Stage: Idea, valuation: £300K-£500K — You’re looking to raise £50K to £100K to get your idea off the ground. New innovation means the legals can be sorted for as little as £750, just add investors and you’re good to go.

Stage: Prototype, valuation: £300K-£750K — You’ve spent six months refining the idea, doing user testing, building a working prototype. You’re somewhere between Idea and Launch, with a valuation to match.

Stage: Launch, valuation: £500K-£1M — You’ve spent a year building the product with your co-founders, probably not paying yourselves a salary, plus you’ve invested £50K of your own money/time in the project. You’re close to launch, you now want to raise money for that last mile of product development and for marketing.

Stage: Traction, valuation: £1M-£2M — You’ve launched (congrats!) and you’re seeing good signs of early traction, enough to get investors excited. You have revenue plans, but nothing to show yet.

Stage: Revenue, valuation: £1M-£3M — Unlike Silicon Valley, where the vision of being a unicorn is often enough to get investors interested, UK investors (and probably others outside the US) like to see revenue, or at least the promise of imminent revenue. Conservative or sensible? Probably both, but either way if you’re not showing revenue getting funding in the UK beyond Prototype stage is going to be tough. Once you have the some revenue though, along with a plan to scale, you’re on a roll.

Stage: Scale, valuation: £3M+ — To get to this point, you need to have figured out product/market fit, proof of repeatable business, and large market demand provable by data, a clear path to scale and new business acquisition, and have identified customer acquisition cost and customer lifetime value. You’ll know when you get there. But note that with that valuation (and amount raised) you’ll have moved firmly from angel investor to venture capital territory which comes with a great deal more investor and reporting obligations, complex fundraising terms, governance and expectations. Something to note before hopping to the top table too soon.

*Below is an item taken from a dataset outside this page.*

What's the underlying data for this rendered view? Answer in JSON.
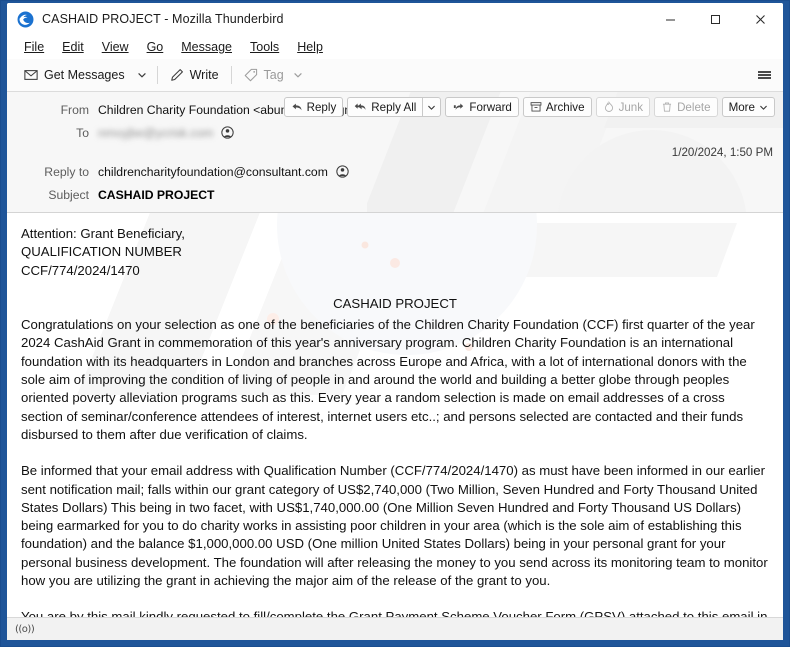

Cautionary note — Silicon Valley numbers will often be much higher so don’t be tempted to use those for any markets outside the US, or investors will think you’ve been drinking too much Silicon Valley Kool-Aid.

Ultimately, the investor will have the final say but the future is bright for the start-up market, boosted as it is by tech innovation which is simplifying the funding and admin process from the get-go. The hope is that by removing a lot of the uncertainty currently surrounding admin costs, more businesses will be able to focus on the end goal; making a startup idea a successful reality.